Building History: Community Programmer Laura How Recounts Her Summer

I found my summer at Heritage Park Museum both challenging and rewarding. I gave interpretive tours of the museum on a daily basis as well as leading two historical walking tours as Heritage Park’s Community Programmer. I also collaborated with the Marketing and Events Coordinator on many of our events and workshops, and promoted the museum through social media.

I researched and developed the Historic Downtown Walking Tour, building on the previous Community Programmer’s script and incorporating new anecdotes and locations. The two-kilometre walk included fourteen different locations, including the home of founder George Little, the site of a bank robbery, and military buildings dating from the Second World War. The buildings themselves helped to reify the historical anecdotes that I shared throughout the tour, making participants feel more in touch with local history. I gave this tour three times throughout the summer, receiving a positive response each time.

I also developed a walking tour of Terrace’s Kitsumgallum Pioneer Cemetery, which highlighted the graves of early residents of the area and their contributions to local history. I recounted stories about a number of figures, including Emil Haugland, the former reeve of Terrace, Captain John Bowen-Colthurst, member of the Imperial Army and fugitive from Ireland, and Charles and Emma Nelson, a First Nations couple who took the future founder of Terrace into their home. This tour was given three times during the summer; the last tour, which was during Riverboat Days, was an incredible success with over twenty participants. Many participants at the final event also shared their own recollections of the individuals included in the tour, which added to the feeling of community.

While researching for the walking tours I found that it was often difficult to find much information on some of the topics I was most interested in. Some of Terrace’s history is undocumented or has been censored because of the personal beliefs of historians. However, I found that many of the participants on my tours were willing to confirm previously unsubstantiated rumours. I was also aided in my research by community members, Heritage Park Museum’s curator, Kelsey Wiebe, and other local historians.

One of the assignments I enjoyed most this summer was writing an article for the Terrace Standard. My article concerned three pipeline proposals that were made during the 1970s and how people reacted to them at the time. I used this information to frame the current Northern Gateway pipeline debate historically and to convey to the community that this is not a new issue. I used the Terrace Public Library’s newspaper database to find articles written at that time, as well as speaking to a number of people who have continued to be involved in the debate over the decades.

Social media played a huge part in my work this summer. I posted many historical photos of the area on Historypin, which not only served as a perfect companion to my Historic Downtown Walking Tour, but also made local history more readily accessible to community members who are more interested in solo exploration. I also composed a number of social media updates scheduled to be posted throughout the next year via Hootsuite. I learned a great deal about composing updates that are concise, interesting, and relevant.

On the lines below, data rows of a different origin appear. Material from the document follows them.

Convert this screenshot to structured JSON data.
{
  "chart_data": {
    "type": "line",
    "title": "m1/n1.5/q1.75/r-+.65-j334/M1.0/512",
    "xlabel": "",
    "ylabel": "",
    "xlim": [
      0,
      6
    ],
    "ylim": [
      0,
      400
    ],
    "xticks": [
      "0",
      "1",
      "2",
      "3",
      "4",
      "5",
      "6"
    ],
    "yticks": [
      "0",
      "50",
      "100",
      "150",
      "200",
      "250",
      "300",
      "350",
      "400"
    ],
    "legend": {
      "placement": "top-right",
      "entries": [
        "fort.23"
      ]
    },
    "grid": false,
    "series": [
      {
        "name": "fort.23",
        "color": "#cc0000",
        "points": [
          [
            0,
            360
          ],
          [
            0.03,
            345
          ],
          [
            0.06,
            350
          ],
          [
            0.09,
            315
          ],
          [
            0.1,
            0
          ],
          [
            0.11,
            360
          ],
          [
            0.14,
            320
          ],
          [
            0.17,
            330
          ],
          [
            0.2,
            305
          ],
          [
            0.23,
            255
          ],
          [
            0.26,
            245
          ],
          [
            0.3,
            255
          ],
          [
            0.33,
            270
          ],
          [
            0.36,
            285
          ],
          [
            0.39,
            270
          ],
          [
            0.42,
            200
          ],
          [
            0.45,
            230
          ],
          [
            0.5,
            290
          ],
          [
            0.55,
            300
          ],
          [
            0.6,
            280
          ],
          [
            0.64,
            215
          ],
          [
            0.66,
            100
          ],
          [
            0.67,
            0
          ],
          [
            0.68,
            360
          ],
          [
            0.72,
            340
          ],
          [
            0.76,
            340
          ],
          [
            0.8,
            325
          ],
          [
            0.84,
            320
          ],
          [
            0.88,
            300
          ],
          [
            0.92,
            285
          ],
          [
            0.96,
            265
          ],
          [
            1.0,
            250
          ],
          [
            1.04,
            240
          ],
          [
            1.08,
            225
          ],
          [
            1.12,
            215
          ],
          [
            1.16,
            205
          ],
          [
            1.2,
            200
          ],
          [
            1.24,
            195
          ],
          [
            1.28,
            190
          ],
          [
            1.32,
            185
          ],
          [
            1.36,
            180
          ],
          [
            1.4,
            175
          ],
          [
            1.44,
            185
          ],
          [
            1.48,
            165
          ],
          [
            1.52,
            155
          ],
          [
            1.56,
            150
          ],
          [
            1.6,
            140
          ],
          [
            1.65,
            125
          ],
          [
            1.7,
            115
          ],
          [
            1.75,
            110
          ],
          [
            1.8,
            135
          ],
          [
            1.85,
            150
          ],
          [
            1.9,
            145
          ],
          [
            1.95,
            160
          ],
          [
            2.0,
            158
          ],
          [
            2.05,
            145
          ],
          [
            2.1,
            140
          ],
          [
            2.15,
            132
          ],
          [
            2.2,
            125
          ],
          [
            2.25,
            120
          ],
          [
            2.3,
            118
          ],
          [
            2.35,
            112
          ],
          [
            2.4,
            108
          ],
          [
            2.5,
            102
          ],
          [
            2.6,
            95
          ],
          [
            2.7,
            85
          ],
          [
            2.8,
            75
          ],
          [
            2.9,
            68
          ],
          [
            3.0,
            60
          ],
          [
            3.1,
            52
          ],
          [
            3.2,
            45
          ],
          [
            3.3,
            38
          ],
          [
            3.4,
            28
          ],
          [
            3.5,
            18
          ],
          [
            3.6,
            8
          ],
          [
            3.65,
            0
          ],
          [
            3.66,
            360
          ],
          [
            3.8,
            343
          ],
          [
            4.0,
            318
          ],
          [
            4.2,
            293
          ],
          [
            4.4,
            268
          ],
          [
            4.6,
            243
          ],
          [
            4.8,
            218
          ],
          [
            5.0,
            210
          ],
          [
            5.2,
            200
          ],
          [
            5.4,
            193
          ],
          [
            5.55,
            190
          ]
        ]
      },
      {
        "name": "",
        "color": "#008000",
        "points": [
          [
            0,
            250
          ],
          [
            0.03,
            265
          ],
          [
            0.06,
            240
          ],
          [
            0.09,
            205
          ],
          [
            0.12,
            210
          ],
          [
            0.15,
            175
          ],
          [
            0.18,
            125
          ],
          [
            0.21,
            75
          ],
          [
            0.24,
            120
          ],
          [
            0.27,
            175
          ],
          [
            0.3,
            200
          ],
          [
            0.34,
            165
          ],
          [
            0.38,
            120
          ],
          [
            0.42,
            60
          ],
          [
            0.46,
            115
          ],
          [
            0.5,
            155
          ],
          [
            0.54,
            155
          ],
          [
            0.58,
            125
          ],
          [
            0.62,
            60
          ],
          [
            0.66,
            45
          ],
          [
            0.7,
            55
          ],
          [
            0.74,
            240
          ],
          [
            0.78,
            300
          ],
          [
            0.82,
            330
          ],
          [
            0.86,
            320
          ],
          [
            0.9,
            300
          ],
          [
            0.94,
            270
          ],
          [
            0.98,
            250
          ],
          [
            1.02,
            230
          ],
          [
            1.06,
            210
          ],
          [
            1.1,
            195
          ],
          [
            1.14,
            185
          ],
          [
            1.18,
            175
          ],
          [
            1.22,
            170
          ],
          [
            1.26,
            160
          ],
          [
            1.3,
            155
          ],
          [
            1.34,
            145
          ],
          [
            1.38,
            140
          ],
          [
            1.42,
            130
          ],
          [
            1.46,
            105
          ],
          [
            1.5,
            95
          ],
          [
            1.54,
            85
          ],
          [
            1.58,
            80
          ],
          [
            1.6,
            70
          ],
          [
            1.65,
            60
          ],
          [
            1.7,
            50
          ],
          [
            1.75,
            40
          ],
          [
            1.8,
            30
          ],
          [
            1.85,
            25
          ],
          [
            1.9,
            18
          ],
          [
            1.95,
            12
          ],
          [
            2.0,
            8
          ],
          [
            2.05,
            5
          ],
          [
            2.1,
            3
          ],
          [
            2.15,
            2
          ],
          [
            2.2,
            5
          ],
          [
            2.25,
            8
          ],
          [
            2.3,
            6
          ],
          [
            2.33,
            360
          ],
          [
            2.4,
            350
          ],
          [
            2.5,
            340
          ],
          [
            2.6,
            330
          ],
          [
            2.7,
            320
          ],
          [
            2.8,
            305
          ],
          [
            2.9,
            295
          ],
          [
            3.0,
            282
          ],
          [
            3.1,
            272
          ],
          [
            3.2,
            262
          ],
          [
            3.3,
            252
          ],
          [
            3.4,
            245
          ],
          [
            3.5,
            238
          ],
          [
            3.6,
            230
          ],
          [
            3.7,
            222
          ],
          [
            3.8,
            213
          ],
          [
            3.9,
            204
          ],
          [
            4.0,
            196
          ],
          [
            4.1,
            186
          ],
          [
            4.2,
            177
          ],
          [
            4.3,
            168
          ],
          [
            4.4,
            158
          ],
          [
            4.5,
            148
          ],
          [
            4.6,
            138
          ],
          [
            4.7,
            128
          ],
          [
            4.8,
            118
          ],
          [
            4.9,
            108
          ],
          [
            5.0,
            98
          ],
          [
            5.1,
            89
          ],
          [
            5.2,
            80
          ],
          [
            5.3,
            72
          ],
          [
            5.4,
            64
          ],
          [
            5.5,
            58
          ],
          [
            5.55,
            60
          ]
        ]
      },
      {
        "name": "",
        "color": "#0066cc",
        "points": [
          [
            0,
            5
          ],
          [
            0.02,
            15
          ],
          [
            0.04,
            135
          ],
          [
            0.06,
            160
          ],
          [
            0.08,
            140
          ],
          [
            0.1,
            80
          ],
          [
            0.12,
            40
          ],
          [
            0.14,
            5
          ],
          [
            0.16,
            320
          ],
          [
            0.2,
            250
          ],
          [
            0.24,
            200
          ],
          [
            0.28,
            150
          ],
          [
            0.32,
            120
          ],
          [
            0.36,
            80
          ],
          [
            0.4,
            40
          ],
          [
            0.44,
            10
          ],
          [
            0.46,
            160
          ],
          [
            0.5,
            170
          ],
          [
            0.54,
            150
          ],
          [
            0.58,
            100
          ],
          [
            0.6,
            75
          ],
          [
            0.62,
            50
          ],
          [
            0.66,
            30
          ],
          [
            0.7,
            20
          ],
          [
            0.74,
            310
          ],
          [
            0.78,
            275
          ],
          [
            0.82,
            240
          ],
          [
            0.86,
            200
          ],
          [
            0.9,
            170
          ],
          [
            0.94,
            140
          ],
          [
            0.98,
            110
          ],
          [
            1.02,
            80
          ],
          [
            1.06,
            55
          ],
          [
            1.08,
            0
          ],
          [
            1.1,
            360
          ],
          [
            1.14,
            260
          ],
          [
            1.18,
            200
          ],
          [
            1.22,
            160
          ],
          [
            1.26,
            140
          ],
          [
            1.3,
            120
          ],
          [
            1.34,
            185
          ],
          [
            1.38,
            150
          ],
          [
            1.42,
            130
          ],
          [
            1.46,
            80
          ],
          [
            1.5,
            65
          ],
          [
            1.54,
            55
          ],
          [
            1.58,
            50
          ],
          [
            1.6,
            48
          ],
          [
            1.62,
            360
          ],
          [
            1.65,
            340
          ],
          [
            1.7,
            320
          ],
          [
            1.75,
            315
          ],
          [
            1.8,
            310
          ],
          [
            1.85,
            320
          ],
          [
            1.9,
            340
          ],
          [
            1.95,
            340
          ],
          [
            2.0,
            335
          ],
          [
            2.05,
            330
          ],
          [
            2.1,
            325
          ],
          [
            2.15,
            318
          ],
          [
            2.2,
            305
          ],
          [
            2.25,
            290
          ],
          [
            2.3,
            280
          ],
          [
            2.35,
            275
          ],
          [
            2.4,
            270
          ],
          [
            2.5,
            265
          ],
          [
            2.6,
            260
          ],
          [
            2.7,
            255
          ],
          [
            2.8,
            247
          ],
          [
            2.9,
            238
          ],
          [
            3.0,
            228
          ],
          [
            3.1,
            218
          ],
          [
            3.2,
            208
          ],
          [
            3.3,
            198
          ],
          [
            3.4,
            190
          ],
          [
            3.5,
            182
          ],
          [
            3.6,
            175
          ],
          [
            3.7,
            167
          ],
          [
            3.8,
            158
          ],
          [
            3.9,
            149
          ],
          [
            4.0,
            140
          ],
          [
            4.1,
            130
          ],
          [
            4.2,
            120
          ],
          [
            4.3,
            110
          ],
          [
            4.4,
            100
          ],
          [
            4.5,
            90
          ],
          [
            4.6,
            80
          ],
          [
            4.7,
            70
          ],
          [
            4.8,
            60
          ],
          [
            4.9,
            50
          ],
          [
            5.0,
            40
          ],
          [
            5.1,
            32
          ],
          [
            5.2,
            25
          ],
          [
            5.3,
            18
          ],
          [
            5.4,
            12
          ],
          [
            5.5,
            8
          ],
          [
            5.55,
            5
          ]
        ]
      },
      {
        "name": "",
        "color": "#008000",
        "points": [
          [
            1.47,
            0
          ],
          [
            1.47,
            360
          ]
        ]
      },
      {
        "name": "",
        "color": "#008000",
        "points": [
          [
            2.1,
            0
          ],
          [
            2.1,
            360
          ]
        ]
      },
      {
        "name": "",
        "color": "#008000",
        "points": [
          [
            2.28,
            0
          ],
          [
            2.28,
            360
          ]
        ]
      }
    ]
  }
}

Throughout the summer Heritage Park hosts many special events and programs, and this summer I had the opportunity to help in the organization of a number of them. I was responsible for organizing the Artists in Residence and the musicians for our Canada Day celebration, which was a huge success with over 2000 attendees. I also helped plan a genealogy workshop, which was so well-received that we quickly organized a second for all those who were on the waiting list. In addition to these events, I chose a documentary to be shown at the museum, contacted the filmmaker, and hosted the screening.

My favourite of the museum’s programs was, without a doubt, the Kids Culture Camps. I had so much fun taking care of and playing with the children who attended. I was very apprehensive at first, but I settled into my role as a counsellor after realizing that they were some of the most wonderful kids I had ever met. I’m so glad to have had this amazing opportunity to develop my skills in leadership and understanding.

My final project was the redesign of Heritage Park Museum’s website. Working through WordPress, I created a site that was accessible, appealing, and functional. I incorporated social media widgets into the website, making it easy for users to stay up-to-date. I also paid special attention to our events calendar, as that particular area of the previous website had not been functioning. My hope is that the new design will encourage an increase in website traffic and consequently an increase in visitors to the museum.

I am currently studying French at the University of British Columbia and I plan to eventually become a secondary school teacher. My job at Heritage Park has made me step outside of my comfort zone in the best way possible. Public speaking is a skill that I have been working hard to improve my entire life, and being in charge of the walking tours has given me greater confidence and made me more comfortable with leading large groups of people. I have also gained invaluable experience working with children, which will no doubt help me in my efforts to become a teacher. The research skills that I gained while developing my tours and writing my newspaper article will also be very useful during my time in university.

Working at Heritage Park Museum has been one of the most enjoyable and worthwhile experiences I’ve ever had. I’m so glad to have had the opportunity to work in such an amazing environment and to have met so many passionate and inspiring people.